Trilateral summit: Agreements, but no breakthrough in Istanbul

November 2, 2011 - 14:22
ISTANBUL: A trilateral summit between Turkey, Pakistan and Afghanistan found some common ground between Islamabad and Kabul – but, at the same time, served to highlight the continued distrust between the neighbors ahead of an international conference on Afghanistan’s future which started Wednesday in Istanbul.

During the trilateral summit, it was decided that a “joint mechanism” would be evolved to investigate the assassination of Burhanuddin Rabbani, Afghanistan’s top peace maker by an alleged Taliban emissary – an incident that has caused immense distrust in relations between the two neighbors.

However, Afghan President Hamid Karzai’s comments suggested the two were far from resolving their differences despite three-way talks between the presidents of Afghanistan, Pakistan and Turkey.

“We have been hurt badly, our desire for peace has been either misunderstood or misused and we have learnt a lesson from the manner in which we pursued the peace process,” Karzai said.

Speaking at a press conference followed by the summit in Istanbul, Afghan President Hamid Karzai again ruled out peace talks with the Taliban until he knew how to contact the group, saying that until then Afghanistan would talk only to Pakistan.

“We cannot keep talking to suicide bombers, therefore we have stopped talking about talking to the Taliban until we have an address for the Taliban … until that day we have said we will be talking to our brothers in Pakistan to find a solution to the problem that we have,” Karzai said.

The summit was dominated by Afghanistan’s push for Pakistan to “move beyond words” and take concrete steps to curb militants which it said were a threat to both countries.

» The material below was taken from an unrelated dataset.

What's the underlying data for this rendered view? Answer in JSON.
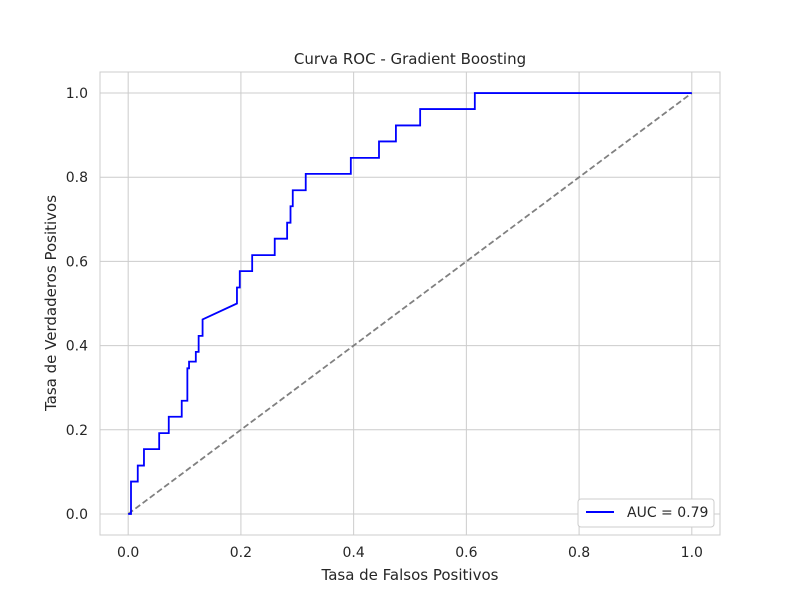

The two neighbors were holding their first talks since the assassination of the chief Afghan peace negotiator.

Afghan President Karzai and his Pakistani counterpart Asif Ali Zardari met along with Turkish President Abdullah Gul while their army chiefs also consulted.

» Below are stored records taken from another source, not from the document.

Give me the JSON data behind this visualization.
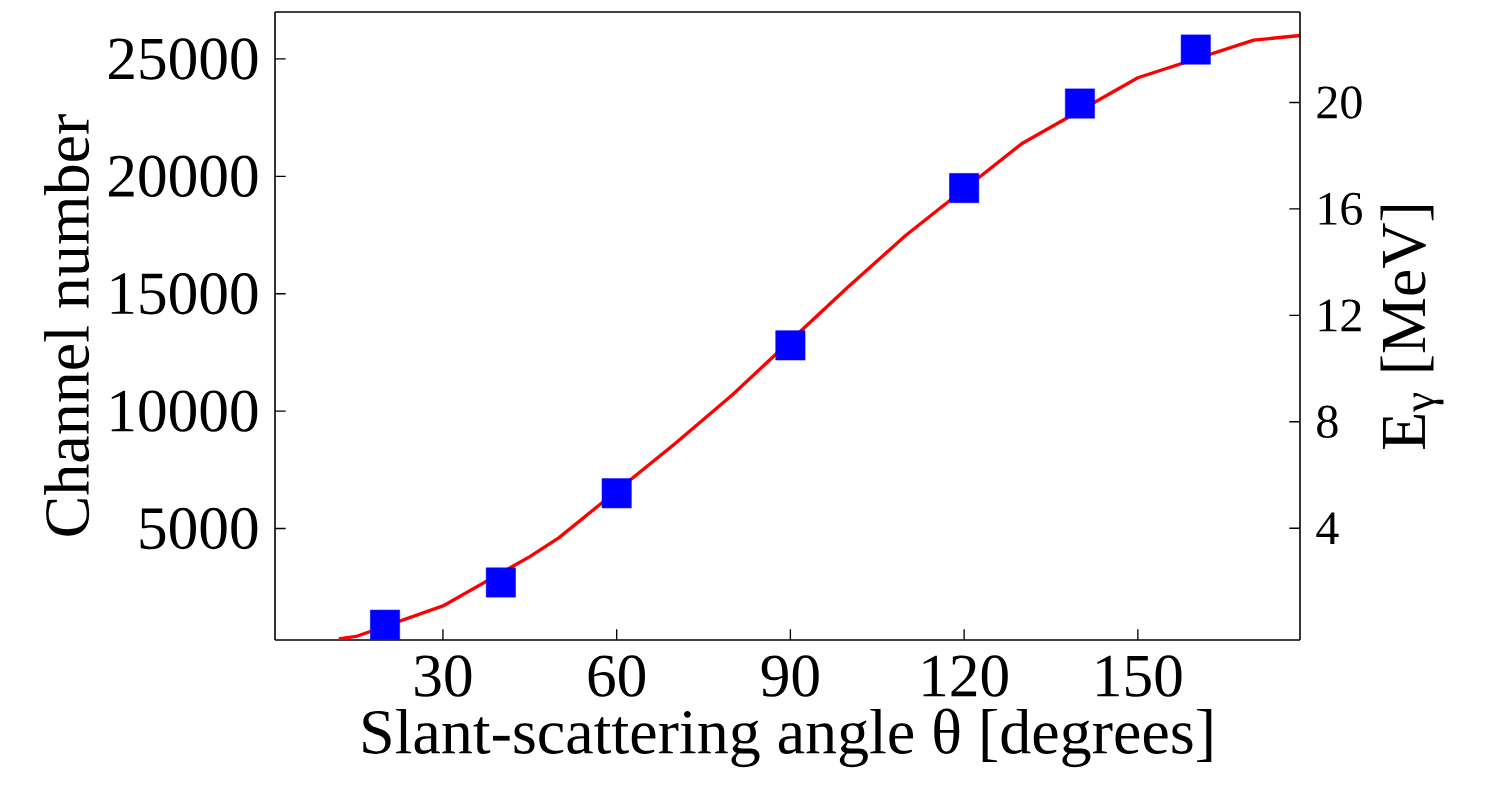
{
  "chart_data": {
    "type": "scatter",
    "xlabel": "Slant-scattering angle θ [degrees]",
    "ylabel": "Channel number",
    "y2label": "E$_{γ}$ [MeV]",
    "series": [
      {
        "type": "line",
        "color": "#ff0000",
        "marker": "none",
        "x": [
          12,
          15,
          30,
          45,
          50,
          70,
          80,
          100,
          110,
          130,
          150,
          170,
          178
        ],
        "values": [
          300,
          400,
          1700,
          3800,
          4600,
          8600,
          10700,
          15300,
          17500,
          21400,
          24200,
          25800,
          26000
        ]
      },
      {
        "color": "#0000ff",
        "marker": "square",
        "x": [
          20,
          40,
          60,
          90,
          120,
          140,
          160
        ],
        "values": [
          900,
          2700,
          6500,
          12800,
          19500,
          23100,
          25400
        ]
      }
    ],
    "xlim": [
      1,
      178
    ],
    "xticks": [
      30,
      60,
      90,
      120,
      150
    ],
    "ylim": [
      250,
      27000
    ],
    "yticks": [
      5000,
      10000,
      15000,
      20000,
      25000
    ],
    "y2lim": [
      -0.2,
      23.4
    ],
    "y2ticks": [
      4,
      8,
      12,
      16,
      20
    ],
    "grid": false
  }
}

During a press briefing following the talks, President Zardari cautioned that there was a need for a regional solution to the Afghanistan issue, adding that the situation was very complex and no quick results should be expected.

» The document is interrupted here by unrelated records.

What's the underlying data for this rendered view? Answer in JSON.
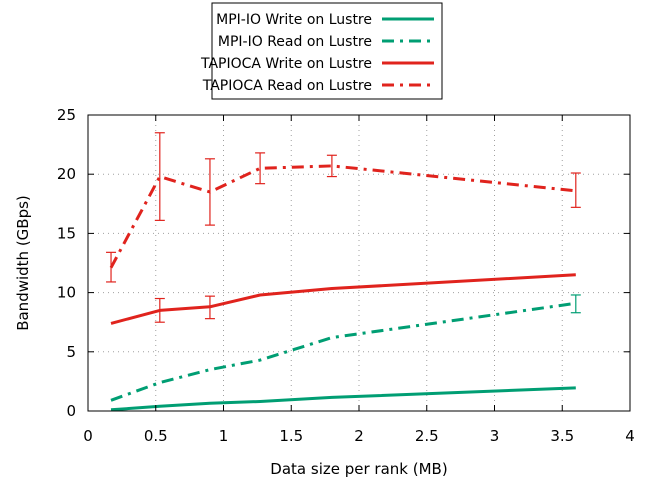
{
  "chart_data": {
    "type": "line",
    "title": "",
    "xlabel": "Data size per rank (MB)",
    "ylabel": "Bandwidth (GBps)",
    "xlim": [
      0,
      4
    ],
    "ylim": [
      0,
      25
    ],
    "xticks": [
      0,
      0.5,
      1,
      1.5,
      2,
      2.5,
      3,
      3.5,
      4
    ],
    "xtick_labels": [
      "0",
      "0.5",
      "1",
      "1.5",
      "2",
      "2.5",
      "3",
      "3.5",
      "4"
    ],
    "yticks": [
      0,
      5,
      10,
      15,
      20,
      25
    ],
    "ytick_labels": [
      "0",
      "5",
      "10",
      "15",
      "20",
      "25"
    ],
    "grid": true,
    "legend_position": "top-center, above plot",
    "series": [
      {
        "name": "MPI-IO Write on Lustre",
        "color": "#009e73",
        "dash": "solid",
        "x": [
          0.17,
          0.53,
          0.9,
          1.27,
          1.8,
          3.6
        ],
        "y": [
          0.1,
          0.4,
          0.65,
          0.8,
          1.15,
          1.95
        ],
        "errors": []
      },
      {
        "name": "MPI-IO Read on Lustre",
        "color": "#009e73",
        "dash": "dashdot",
        "x": [
          0.17,
          0.53,
          0.9,
          1.27,
          1.8,
          3.6
        ],
        "y": [
          0.9,
          2.4,
          3.5,
          4.3,
          6.2,
          9.1
        ],
        "errors": [
          {
            "x": 3.6,
            "low": 8.3,
            "high": 9.8
          }
        ]
      },
      {
        "name": "TAPIOCA Write on Lustre",
        "color": "#e0231d",
        "dash": "solid",
        "x": [
          0.17,
          0.53,
          0.9,
          1.27,
          1.8,
          3.6
        ],
        "y": [
          7.4,
          8.5,
          8.8,
          9.8,
          10.35,
          11.5
        ],
        "errors": [
          {
            "x": 0.53,
            "low": 7.5,
            "high": 9.5
          },
          {
            "x": 0.9,
            "low": 7.8,
            "high": 9.7
          }
        ]
      },
      {
        "name": "TAPIOCA Read on Lustre",
        "color": "#e0231d",
        "dash": "dashdot",
        "x": [
          0.17,
          0.53,
          0.9,
          1.27,
          1.8,
          3.6
        ],
        "y": [
          12.1,
          19.8,
          18.5,
          20.5,
          20.7,
          18.6
        ],
        "errors": [
          {
            "x": 0.17,
            "low": 10.9,
            "high": 13.4
          },
          {
            "x": 0.53,
            "low": 16.1,
            "high": 23.5
          },
          {
            "x": 0.9,
            "low": 15.7,
            "high": 21.3
          },
          {
            "x": 1.27,
            "low": 19.2,
            "high": 21.8
          },
          {
            "x": 1.8,
            "low": 19.8,
            "high": 21.6
          },
          {
            "x": 3.6,
            "low": 17.2,
            "high": 20.1
          }
        ]
      }
    ]
  }
}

The leaders also discussed possibility of forming a Commission at Foreign Ministers’ level to identify problems confronting the region, preparing a program for their resolution and ensuring follow up.

Afghan Deputy Foreign Minister Jawed Ludin told reporters on the sidelines of the meeting in Istanbul that Afghanistan and Pakistan had been trying for several years to build trust “but I think we have failed to see results on the ground”.

“So we are at a stage where we need to move beyond words, beyond expressions of commitments. We need to get to a stage where we actually do concrete things that will address our concerns with regards to our security,” he said.

Ludin said Islamabad’s cooperation was vital to the security of Afghanistan but also to Pakistan – which has also faced a wave of bombings by the Pakistani Taliban.

“So the message we are really bringing today is to tell Pakistan, ‘Look, you’re not doing us a favors by helping with bringing peace and security to Afghanistan … It’s a question of peace and security in Pakistan that’s also suffering at the hands of terrorism.’”

On Tuesday, Karzai’s spokesman reiterated Afghan concerns that Pakistan was supporting the militants. “President Karzai’s message is that Pakistan needs to end using radicalism as a tool in their politics,” said Emal Fayzi.

Three agreements were also signed during the trilateral summit. One agreement pertained to a currency Swap between Pakistan and Turkey, which was signed by Governor of State Bank of Pakistan Yaseen Anwar and Governor Central Bank of Turkey Dr Erdem Basci on behalf of their respective countries. 

An agreement on joint military training and exercises between the militaries of Pakistan, Turkey and Afghanistan was signed by Chief of Army Staff General Ashfaq Parvez Kayani from Pakistan, General Necdet Ozal from Turkey and General Shah Muhammad Kairimi from Afghanistan.

The third agreement also pertained to training cooperation. It was signed by Pakistan’s Interior Minister Rehman Malik, Turkish Interior Minister Idress Naeem Shaheen and Afghan Interior Minister Bismillah Khan Muhammadi.

The trilateral talks will be followed by a regional conference on Afghanistan to be attended by Indian Foreign Minister SM Krishna, Pakistani Foreign Minister Hina Rabbani Khar and their counterparts from France and Germany, among others.

U.S. Secretary of State Hillary Clinton cancelled her trip because of the ill health of her mother.